Older people recruited as researchers on Housing Decisions in Old Age study
New research into how people make housing decisions in old age is being carried out using older people as interviewers.
As part of a national project funded with 200k from the Community Fund, researchers in the department of Applied Social Science designed a course with the Department of Continuing Education to teach research methods to older people. The course was run in Lancaster and then repeated in London.
The students who have completed the course - all aged over 60 - are now interviewing other older people about the decisions that they have made, or may have to make, regarding where they live.
The course itself taught students how to conduct interviews and the theoretical issues underpinning this type of research. They were then paid for the fieldwork interviews that they did.
It was felt that the older people who take part in the interviews would find it easier to discuss their housing decisions with people who are nearer their own age group, who may also be thinking about their own housing situation.
The Lancaster students were asked to evaluate the course and reported that they found it interesting and that it gave them a sense of doing something useful for society.
Professor Roger Clough from Applied Social Science and researchers Dr Mary Leamy and Dr Vince Miller are also working closely with advisory panels of older people in Newcastle, Lancaster, Leicester, Weston-super-Mare and London to make sure that the questions will address the real concerns of older people.
It is likely that the panels will continue after the research has finished becoming a pressure group working on behalf of older people.
A range of options are available to older people, such as; choosing to stay in their own homes, moving to live with or near their families, or moving into specialist retirement housing like sheltered housing, or residential homes. Making the decision to move is a crucial one.
Professor Clough explained: 'The main uncertainty older people have is about their future health. How they manage that uncertainty is very important.

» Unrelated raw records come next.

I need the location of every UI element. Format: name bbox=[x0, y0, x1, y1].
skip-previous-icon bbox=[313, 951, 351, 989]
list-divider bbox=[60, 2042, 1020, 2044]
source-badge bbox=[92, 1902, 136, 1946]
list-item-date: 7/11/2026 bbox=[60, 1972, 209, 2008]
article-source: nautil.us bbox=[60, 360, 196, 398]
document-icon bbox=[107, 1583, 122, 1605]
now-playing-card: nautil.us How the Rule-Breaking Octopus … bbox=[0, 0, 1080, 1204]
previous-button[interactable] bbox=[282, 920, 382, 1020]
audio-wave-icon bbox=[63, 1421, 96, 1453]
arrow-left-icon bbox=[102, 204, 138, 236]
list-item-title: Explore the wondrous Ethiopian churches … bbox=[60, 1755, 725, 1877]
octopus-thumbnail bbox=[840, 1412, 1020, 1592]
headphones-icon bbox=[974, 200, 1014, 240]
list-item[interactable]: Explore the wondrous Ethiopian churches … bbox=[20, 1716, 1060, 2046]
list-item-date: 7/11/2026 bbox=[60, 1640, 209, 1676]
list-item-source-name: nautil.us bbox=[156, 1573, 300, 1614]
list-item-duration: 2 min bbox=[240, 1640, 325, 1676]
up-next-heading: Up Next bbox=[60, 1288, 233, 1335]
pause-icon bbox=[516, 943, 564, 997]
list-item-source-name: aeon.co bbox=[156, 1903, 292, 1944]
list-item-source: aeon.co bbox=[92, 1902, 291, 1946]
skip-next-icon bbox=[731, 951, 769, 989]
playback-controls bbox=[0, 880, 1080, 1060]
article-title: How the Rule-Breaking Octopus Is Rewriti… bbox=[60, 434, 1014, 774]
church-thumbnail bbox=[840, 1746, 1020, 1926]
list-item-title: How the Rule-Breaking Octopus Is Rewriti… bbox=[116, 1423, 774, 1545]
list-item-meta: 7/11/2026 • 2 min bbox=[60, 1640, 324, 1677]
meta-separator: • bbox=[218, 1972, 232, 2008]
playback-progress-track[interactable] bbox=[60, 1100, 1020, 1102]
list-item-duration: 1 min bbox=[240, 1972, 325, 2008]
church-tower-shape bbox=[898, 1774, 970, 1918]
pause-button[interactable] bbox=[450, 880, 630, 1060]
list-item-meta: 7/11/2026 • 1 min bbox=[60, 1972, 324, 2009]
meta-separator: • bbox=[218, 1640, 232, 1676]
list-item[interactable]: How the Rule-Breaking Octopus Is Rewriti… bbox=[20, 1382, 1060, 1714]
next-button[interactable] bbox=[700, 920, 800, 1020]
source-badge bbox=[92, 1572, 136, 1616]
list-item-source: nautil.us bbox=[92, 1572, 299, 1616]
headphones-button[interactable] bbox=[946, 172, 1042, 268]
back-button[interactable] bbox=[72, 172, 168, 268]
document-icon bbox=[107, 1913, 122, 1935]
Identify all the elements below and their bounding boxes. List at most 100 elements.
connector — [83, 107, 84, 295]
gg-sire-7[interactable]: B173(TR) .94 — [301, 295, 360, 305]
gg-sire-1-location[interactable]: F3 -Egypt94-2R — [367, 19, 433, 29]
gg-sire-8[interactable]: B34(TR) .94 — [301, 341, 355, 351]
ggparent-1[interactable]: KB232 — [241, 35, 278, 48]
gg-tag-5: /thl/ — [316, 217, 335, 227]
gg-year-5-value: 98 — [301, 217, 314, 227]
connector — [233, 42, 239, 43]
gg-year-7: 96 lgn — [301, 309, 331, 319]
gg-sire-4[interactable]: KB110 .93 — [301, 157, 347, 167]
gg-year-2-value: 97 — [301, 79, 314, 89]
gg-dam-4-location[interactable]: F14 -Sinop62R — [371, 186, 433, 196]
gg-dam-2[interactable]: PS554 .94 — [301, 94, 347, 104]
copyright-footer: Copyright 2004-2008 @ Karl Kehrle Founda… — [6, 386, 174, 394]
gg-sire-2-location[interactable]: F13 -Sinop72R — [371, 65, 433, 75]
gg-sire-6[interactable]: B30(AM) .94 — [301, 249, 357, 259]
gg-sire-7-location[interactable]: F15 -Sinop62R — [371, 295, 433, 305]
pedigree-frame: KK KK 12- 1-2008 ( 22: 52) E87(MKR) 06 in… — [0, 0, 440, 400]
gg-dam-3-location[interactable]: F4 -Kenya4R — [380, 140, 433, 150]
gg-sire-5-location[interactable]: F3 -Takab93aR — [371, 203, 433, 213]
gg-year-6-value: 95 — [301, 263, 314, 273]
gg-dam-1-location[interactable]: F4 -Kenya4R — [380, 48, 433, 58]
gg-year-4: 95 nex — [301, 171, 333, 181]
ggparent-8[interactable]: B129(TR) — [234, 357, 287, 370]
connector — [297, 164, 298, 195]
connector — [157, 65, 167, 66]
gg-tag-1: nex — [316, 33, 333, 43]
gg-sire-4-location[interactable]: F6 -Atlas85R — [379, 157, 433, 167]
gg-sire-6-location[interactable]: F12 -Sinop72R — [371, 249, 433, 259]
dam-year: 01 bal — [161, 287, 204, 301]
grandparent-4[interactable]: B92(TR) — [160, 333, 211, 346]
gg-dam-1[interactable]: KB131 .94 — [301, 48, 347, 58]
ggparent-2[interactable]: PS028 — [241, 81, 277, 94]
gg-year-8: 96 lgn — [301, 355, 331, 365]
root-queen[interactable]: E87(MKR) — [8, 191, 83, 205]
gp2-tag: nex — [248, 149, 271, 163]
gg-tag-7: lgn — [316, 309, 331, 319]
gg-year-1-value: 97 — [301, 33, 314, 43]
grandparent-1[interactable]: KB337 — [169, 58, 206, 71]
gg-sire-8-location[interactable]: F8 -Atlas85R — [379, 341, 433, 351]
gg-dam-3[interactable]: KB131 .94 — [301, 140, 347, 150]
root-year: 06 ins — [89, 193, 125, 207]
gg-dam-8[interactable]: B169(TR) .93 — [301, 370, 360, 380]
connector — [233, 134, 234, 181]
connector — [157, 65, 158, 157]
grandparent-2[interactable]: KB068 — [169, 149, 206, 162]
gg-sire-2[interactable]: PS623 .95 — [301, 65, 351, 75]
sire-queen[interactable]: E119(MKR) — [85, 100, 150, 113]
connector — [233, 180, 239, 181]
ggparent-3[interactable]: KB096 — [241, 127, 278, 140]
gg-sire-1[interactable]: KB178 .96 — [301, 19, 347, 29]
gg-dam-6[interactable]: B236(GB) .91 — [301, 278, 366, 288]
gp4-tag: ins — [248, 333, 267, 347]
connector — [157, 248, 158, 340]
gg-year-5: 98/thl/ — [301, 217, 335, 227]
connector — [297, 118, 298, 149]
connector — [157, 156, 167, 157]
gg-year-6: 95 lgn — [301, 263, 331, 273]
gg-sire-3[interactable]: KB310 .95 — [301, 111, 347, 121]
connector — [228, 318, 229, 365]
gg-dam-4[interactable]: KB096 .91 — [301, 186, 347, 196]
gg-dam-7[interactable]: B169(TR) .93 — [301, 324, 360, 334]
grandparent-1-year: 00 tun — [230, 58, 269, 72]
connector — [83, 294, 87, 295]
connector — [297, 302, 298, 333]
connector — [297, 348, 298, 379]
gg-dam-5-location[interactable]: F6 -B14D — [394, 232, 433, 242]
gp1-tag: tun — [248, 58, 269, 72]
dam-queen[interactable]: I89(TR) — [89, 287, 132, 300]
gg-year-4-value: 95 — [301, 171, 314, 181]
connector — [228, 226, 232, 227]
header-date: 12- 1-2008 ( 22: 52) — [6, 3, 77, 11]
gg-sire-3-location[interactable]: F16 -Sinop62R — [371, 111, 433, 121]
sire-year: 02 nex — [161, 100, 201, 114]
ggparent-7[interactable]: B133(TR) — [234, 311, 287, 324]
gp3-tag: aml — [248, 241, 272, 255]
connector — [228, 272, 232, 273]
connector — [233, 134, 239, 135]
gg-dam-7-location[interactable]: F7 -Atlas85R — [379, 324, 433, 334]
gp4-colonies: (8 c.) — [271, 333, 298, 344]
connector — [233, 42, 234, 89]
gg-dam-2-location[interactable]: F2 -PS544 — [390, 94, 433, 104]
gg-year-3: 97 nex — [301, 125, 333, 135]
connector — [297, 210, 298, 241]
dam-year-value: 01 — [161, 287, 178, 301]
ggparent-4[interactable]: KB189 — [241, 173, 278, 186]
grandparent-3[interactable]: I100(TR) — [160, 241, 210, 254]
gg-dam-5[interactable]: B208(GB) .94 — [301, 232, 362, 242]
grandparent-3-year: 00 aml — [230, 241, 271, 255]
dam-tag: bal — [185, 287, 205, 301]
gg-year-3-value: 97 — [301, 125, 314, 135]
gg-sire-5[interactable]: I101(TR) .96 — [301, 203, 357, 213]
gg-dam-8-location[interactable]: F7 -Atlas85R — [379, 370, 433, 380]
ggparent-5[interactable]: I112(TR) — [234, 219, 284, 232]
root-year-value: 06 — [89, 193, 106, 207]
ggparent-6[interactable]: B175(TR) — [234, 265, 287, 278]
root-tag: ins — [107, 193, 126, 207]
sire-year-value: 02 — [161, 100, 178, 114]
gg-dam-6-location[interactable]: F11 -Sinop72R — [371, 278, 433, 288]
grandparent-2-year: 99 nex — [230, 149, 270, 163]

' If you get ill, or your partner gets ill, the house that you have been living in during your 50s and 60s may not be suitable for your needs. It may have stairs or be difficult to get to without a car for instance. Perhaps it is not suitable if you have to use a wheelchair suddenly.
'Many older people move into small private flats in preparation for a potential problem, but even more have to make the decision in a crisis if they get ill.
'It is then that the decision may be taken away from them either by a doctor or a social worker, but most likely by adult children, causing the older people anger and frustration at no longer being in control over their own
The research findings will be used to stimulate a wider debate amongst interested parties such as housing and care providers and government policy makers on housing for older people. Counsel and Care, a national older people's charity, is collaborating with the university on this project.